StarCoder2

Released in 2024, BigCode’s StarCoder2 is a code-generation large language mode based on the transformer decoder framework. The model was trained on a massive code dataset called The Stack v2 which contains over 900B tokens. StarCoder2 is offered in 3B, 7B, and 15B sizes and competes with models well above its size on code-generation tasks.
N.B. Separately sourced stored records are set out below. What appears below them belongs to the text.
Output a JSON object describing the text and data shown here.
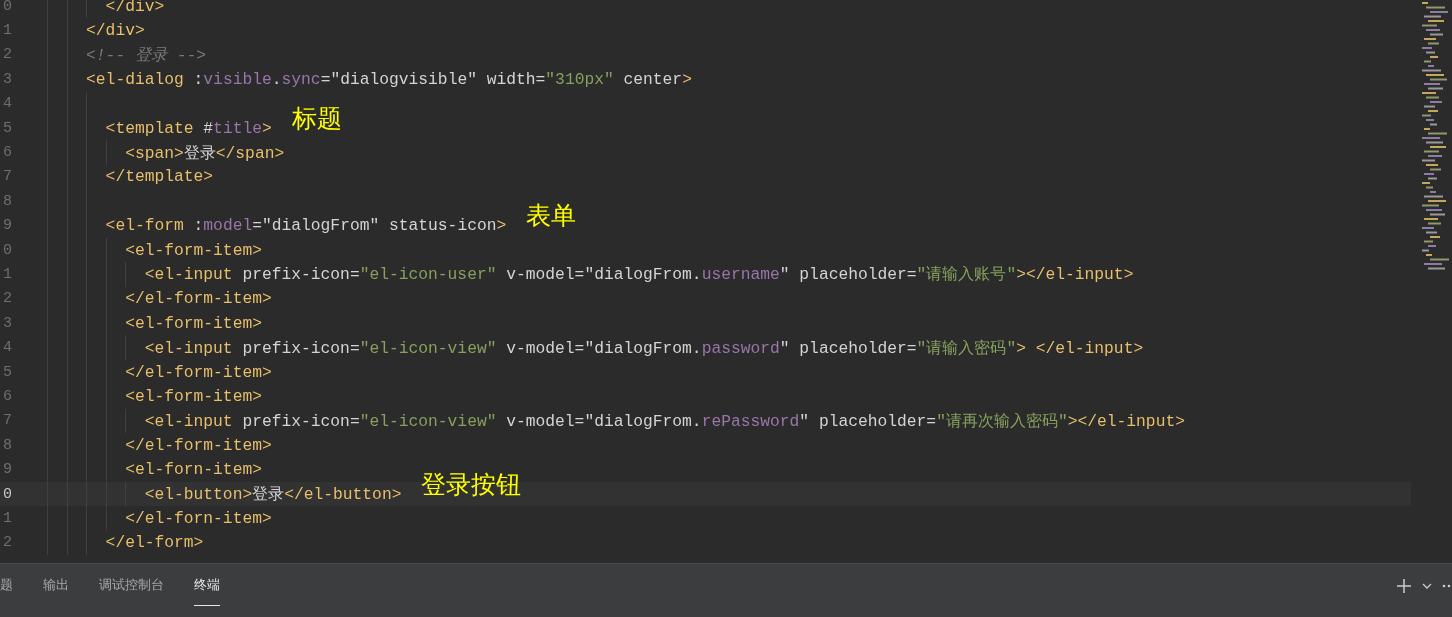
{
  "editor": {
    "lines": [
      {
        "number": "0",
        "active": false,
        "tokens": [
          {
            "kind": "tag",
            "t": "      </div>"
          }
        ]
      },
      {
        "number": "1",
        "active": false,
        "tokens": [
          {
            "kind": "tag",
            "t": "    </div>"
          }
        ]
      },
      {
        "number": "2",
        "active": false,
        "tokens": [
          {
            "kind": "comment",
            "t": "    <!-- 登录 -->"
          }
        ]
      },
      {
        "number": "3",
        "active": false,
        "tokens": [
          {
            "kind": "tag",
            "t": "    <el-dialog"
          },
          {
            "kind": "text",
            "t": " :"
          },
          {
            "kind": "attribute",
            "t": "visible"
          },
          {
            "kind": "text",
            "t": "."
          },
          {
            "kind": "attribute",
            "t": "sync"
          },
          {
            "kind": "text",
            "t": "=\"dialogvisible\" width="
          },
          {
            "kind": "string",
            "t": "\"310px\""
          },
          {
            "kind": "text",
            "t": " center"
          },
          {
            "kind": "tag",
            "t": ">"
          }
        ]
      },
      {
        "number": "4",
        "active": false
      },
      {
        "number": "5",
        "active": false,
        "tokens": [
          {
            "kind": "tag",
            "t": "      <template"
          },
          {
            "kind": "text",
            "t": " #"
          },
          {
            "kind": "attribute",
            "t": "title"
          },
          {
            "kind": "tag",
            "t": ">"
          }
        ],
        "note": "标题"
      },
      {
        "number": "6",
        "active": false,
        "tokens": [
          {
            "kind": "tag",
            "t": "        <span>"
          },
          {
            "kind": "text",
            "t": "登录"
          },
          {
            "kind": "tag",
            "t": "</span>"
          }
        ]
      },
      {
        "number": "7",
        "active": false,
        "tokens": [
          {
            "kind": "tag",
            "t": "      </template>"
          }
        ]
      },
      {
        "number": "8",
        "active": false
      },
      {
        "number": "9",
        "active": false,
        "tokens": [
          {
            "kind": "tag",
            "t": "      <el-form"
          },
          {
            "kind": "text",
            "t": " :"
          },
          {
            "kind": "attribute",
            "t": "model"
          },
          {
            "kind": "text",
            "t": "=\"dialogFrom\" status-icon"
          },
          {
            "kind": "tag",
            "t": ">"
          }
        ],
        "note": "表单"
      },
      {
        "number": "0",
        "active": false,
        "tokens": [
          {
            "kind": "tag",
            "t": "        <el-form-item>"
          }
        ]
      },
      {
        "number": "1",
        "active": false,
        "tokens": [
          {
            "kind": "tag",
            "t": "          <el-input"
          },
          {
            "kind": "text",
            "t": " prefix-icon="
          },
          {
            "kind": "string",
            "t": "\"el-icon-user\""
          },
          {
            "kind": "text",
            "t": " v-model=\"dialogFrom."
          },
          {
            "kind": "attribute",
            "t": "username"
          },
          {
            "kind": "text",
            "t": "\" placeholder="
          },
          {
            "kind": "string",
            "t": "\"请输入账号\""
          },
          {
            "kind": "tag",
            "t": "></el-input>"
          }
        ]
      },
      {
        "number": "2",
        "active": false,
        "tokens": [
          {
            "kind": "tag",
            "t": "        </el-form-item>"
          }
        ]
      },
      {
        "number": "3",
        "active": false,
        "tokens": [
          {
            "kind": "tag",
            "t": "        <el-form-item>"
          }
        ]
      },
      {
        "number": "4",
        "active": false,
        "tokens": [
          {
            "kind": "tag",
            "t": "          <el-input"
          },
          {
            "kind": "text",
            "t": " prefix-icon="
          },
          {
            "kind": "string",
            "t": "\"el-icon-view\""
          },
          {
            "kind": "text",
            "t": " v-model=\"dialogFrom."
          },
          {
            "kind": "attribute",
            "t": "password"
          },
          {
            "kind": "text",
            "t": "\" placeholder="
          },
          {
            "kind": "string",
            "t": "\"请输入密码\""
          },
          {
            "kind": "tag",
            "t": "> </el-input>"
          }
        ]
      },
      {
        "number": "5",
        "active": false,
        "tokens": [
          {
            "kind": "tag",
            "t": "        </el-form-item>"
          }
        ]
      },
      {
        "number": "6",
        "active": false,
        "tokens": [
          {
            "kind": "tag",
            "t": "        <el-form-item>"
          }
        ]
      },
      {
        "number": "7",
        "active": false,
        "tokens": [
          {
            "kind": "tag",
            "t": "          <el-input"
          },
          {
            "kind": "text",
            "t": " prefix-icon="
          },
          {
            "kind": "string",
            "t": "\"el-icon-view\""
          },
          {
            "kind": "text",
            "t": " v-model=\"dialogFrom."
          },
          {
            "kind": "attribute",
            "t": "rePassword"
          },
          {
            "kind": "text",
            "t": "\" placeholder="
          },
          {
            "kind": "string",
            "t": "\"请再次输入密码\""
          },
          {
            "kind": "tag",
            "t": "></el-input>"
          }
        ]
      },
      {
        "number": "8",
        "active": false,
        "tokens": [
          {
            "kind": "tag",
            "t": "        </el-form-item>"
          }
        ]
      },
      {
        "number": "9",
        "active": false,
        "tokens": [
          {
            "kind": "tag",
            "t": "        <el-forn-item>"
          }
        ]
      },
      {
        "number": "0",
        "active": true,
        "tokens": [
          {
            "kind": "tag",
            "t": "          <el-button>"
          },
          {
            "kind": "text",
            "t": "登录"
          },
          {
            "kind": "tag",
            "t": "</el-button>"
          }
        ],
        "note": "登录按钮"
      },
      {
        "number": "1",
        "active": false,
        "tokens": [
          {
            "kind": "tag",
            "t": "        </el-forn-item>"
          }
        ]
      },
      {
        "number": "2",
        "active": false,
        "tokens": [
          {
            "kind": "tag",
            "t": "      </el-form>"
          }
        ]
      }
    ]
  },
  "panel": {
    "tabs": [
      {
        "label": "题",
        "selected": false
      },
      {
        "label": "输出",
        "selected": false
      },
      {
        "label": "调试控制台",
        "selected": false
      },
      {
        "label": "终端",
        "selected": true
      }
    ]
  }
}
More information can be found in the companion paper “StarCoder 2 and The Stack v2: The Next Generation”.

Feature	Status
Data parallelism	✓
Tensor parallelism	✓
Pipeline parallelism	✓
Interleaved Pipeline Parallelism Sched	N/A
Sequence parallelism	✓
Selective activation checkpointing	✓
Gradient checkpointing	✓
Partial gradient checkpointing	✓
FP32/TF32	✓
AMP/FP16	✗
BF16	✓
TransformerEngine/FP8	✗
Multi-GPU	✓
Multi-Node	✓
Inference	N/A
Slurm	✓
Base Command Manager	✓
Base Command Platform	✓
Distributed data preprcessing	✓
NVfuser	✗
P-Tuning and Prompt Tuning	✓
IA3 and Adapter learning	✓
Distributed Optimizer	✓
Distributed Checkpoint	✓
Fully Shared Data Parallel	N/A